Lerma is a Republican and an ardent backer of President Donald Trump. His lawyers even held up as evidence at trial a letter from Trump and Vice President Mike Pence thanking him for his support.

If
nothing else, Lerma’s conviction is further proof that the incentives to commit
voter fraud are truly bipartisan.

Heritage
Foundation experts have long pointed out that voter fraud is not particular to
one party or ideology. At its core, people cheat in elections to further their
preferred causes or to advance their own careers, and there’s nothing
inherently conservative or liberal about the desire to win.

That’s hardly a shocking revelation. Lerma is the latest—but hardly the first—Republican to be caught and convicted of election crimes. In fact, The Heritage Foundation’s voter fraud database contains many examples of fraud perpetrated by people on the political right.

Nevertheless,
whenever a right-leaning vote fraudster is identified, liberal activists and
politicians relish needling conservatives over the alleged hypocrisy.

They did it last year, when widespread absentee ballot tampering tainted the results of the race in North Carolina’s 9th Congressional District. (A special election for that seat will be held on Sept. 10.)

Some
outlets are doing it now with the Lerma case,
pointing out the irony that Trump—who has claimed that he most likely
would have won the popular vote in 2016 if millions of illegal votes had not
been cast against him—actually benefited from this very type of fraud.

But
those reactions—though par for the course in today’s divisive politics—miss the
point entirely.

If
liberal politicians, pundits, and publications want to devote their time and
attention to election integrity, they are welcome to—and should. But they ought
to be focusing less on the party affiliation of the fraudster, and more on finding
solutions to combat the fraud they perpetrate.

After all, whenever voter fraud occurs, it undermines the electoral process for everyone.

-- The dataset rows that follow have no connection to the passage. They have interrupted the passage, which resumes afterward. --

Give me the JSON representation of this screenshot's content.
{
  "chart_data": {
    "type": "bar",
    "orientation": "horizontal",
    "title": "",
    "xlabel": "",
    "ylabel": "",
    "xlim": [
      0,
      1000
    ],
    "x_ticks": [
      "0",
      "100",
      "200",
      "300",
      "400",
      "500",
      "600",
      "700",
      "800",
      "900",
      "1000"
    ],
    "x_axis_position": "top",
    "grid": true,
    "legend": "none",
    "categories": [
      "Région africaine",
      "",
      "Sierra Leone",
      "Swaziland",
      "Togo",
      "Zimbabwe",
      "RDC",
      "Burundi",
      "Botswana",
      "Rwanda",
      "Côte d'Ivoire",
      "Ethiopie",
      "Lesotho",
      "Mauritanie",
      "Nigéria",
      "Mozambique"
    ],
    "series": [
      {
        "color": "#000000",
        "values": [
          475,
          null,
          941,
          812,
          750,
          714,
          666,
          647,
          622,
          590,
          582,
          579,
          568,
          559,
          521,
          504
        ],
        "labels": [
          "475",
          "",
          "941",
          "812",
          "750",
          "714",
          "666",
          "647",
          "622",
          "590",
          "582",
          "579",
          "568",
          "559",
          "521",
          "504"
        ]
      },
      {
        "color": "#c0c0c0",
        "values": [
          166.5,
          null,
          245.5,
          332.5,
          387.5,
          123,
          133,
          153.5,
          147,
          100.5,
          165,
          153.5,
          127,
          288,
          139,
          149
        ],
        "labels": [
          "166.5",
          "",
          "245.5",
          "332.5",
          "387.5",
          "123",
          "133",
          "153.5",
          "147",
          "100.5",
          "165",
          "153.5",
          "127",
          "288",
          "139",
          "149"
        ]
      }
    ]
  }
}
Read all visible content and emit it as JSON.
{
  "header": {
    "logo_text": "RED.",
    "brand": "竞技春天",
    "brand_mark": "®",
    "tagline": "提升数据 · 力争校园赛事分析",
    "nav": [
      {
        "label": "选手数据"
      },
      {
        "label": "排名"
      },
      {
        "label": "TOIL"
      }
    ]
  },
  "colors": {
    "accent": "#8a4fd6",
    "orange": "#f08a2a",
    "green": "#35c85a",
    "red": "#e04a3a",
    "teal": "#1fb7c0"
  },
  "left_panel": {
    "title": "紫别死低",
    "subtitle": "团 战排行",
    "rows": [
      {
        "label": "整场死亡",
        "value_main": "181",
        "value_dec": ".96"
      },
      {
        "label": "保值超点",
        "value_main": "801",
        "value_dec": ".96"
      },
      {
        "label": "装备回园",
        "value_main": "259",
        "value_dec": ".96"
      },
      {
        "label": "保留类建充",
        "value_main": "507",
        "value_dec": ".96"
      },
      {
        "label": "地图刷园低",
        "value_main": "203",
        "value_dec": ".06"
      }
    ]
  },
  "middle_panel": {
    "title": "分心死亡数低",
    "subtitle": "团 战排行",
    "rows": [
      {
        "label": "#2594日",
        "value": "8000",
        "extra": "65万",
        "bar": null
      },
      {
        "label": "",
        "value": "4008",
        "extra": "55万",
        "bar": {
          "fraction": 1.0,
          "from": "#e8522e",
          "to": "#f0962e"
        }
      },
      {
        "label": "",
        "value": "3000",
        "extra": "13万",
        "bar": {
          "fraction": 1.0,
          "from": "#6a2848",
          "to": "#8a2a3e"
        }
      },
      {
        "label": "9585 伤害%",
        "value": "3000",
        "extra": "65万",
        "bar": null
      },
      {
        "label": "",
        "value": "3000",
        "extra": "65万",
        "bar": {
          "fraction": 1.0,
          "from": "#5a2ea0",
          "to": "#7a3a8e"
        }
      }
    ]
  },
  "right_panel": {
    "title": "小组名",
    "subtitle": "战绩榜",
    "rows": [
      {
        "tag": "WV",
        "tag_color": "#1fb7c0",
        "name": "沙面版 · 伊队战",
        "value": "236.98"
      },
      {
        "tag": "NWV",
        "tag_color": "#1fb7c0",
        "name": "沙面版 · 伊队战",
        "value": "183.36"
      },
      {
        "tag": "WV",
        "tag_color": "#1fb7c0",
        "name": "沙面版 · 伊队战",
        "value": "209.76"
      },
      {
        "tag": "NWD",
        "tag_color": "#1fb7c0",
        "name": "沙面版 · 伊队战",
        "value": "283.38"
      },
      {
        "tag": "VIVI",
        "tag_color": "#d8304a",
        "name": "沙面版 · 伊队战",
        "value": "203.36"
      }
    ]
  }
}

Fortunately, we know what policies work to combat voter fraud. Voter identification laws and programs to clean up wildly inaccurate voter rolls help to verify that only eligible individuals are voting, and that they are casting ballots in the jurisdictions where they actually reside.

Interstate
cross-check programs, meanwhile, compare state voter rolls and help to identify
duplicate registrations and single out double-voters.

These
policies are not only common sense, they are urgently needed. A 2012 Pew study found that
one out of every eight voter registrations were inaccurate, with 2.8 million
people registered in two or more states.

Across
the nation, hundreds of counties have more registered voters than residents. In
June, California began a process of
removing a staggering 5 million inactive registrations from its rolls—but only
after it was sued by Judicial Watch.

It’s
impossible to deny that individuals are exploiting vulnerabilities in the
election process. The Heritage
voter fraud database
contains 1,217 proven instances of fraud, but that list
isn’t comprehensive.

These
cases—which are most likely just the tip of the iceberg—range from ineligible
noncitizens casting illegal ballots to corrupt politicians buying votes and
rigging their own elections.

Unfortunately,
unless it’s a Republican committing the fraud, many liberal politicians and
activists routinely insist that voter fraud is a figment of conservatives’
imaginations—or they assert that it’s so rare it’s inconsequential.

Yet,
elections have been overturned due to fraud—sometimes, because of only a small
handful of illegal ballots.

Liberals
label policies such as requiring IDs at the polling place “racist,” and
casually extend that derisive label to anyone who supports them.

The
data are not on their side. Consider the latest from the Pew
Research Center:
In 2018, voter participation surged, and “last year’s midterm voters [were] the
most racially and ethnically diverse ever.”

According
to the Census Bureau, black, Hispanic,
and Asian voter turnout all increased by double digits from 2014 to 2018. In
Georgia—where Democratic gubernatorial candidate Stacey Abrams refused to
concede defeat because of supposed “voter suppression”—black voter registration
increased by more than 6 percentage points from the prior midterm, and actually
topped white voters in percentage terms, 68.4% compared with 66.8%.

The
bottom line? Accusations of voter suppression have no basis in fact.

So
why, then, do we keep hearing them?

For
some politicians and activists, election integrity is just too politically valuable.
Turning the sanctity of the ballot box into a racially charged wedge issue
animates the base, tars their opponents, and provides a convenient scapegoat for Election Day
defeats.

Voters
deserve better than cynical gamesmanship, and that is especially true when it
comes to protecting the integrity of the electoral process.

Lerma’s
conviction is a reminder that voter fraud can be committed on a bipartisan
basis. Support for policies to combat it should be equally bipartisan.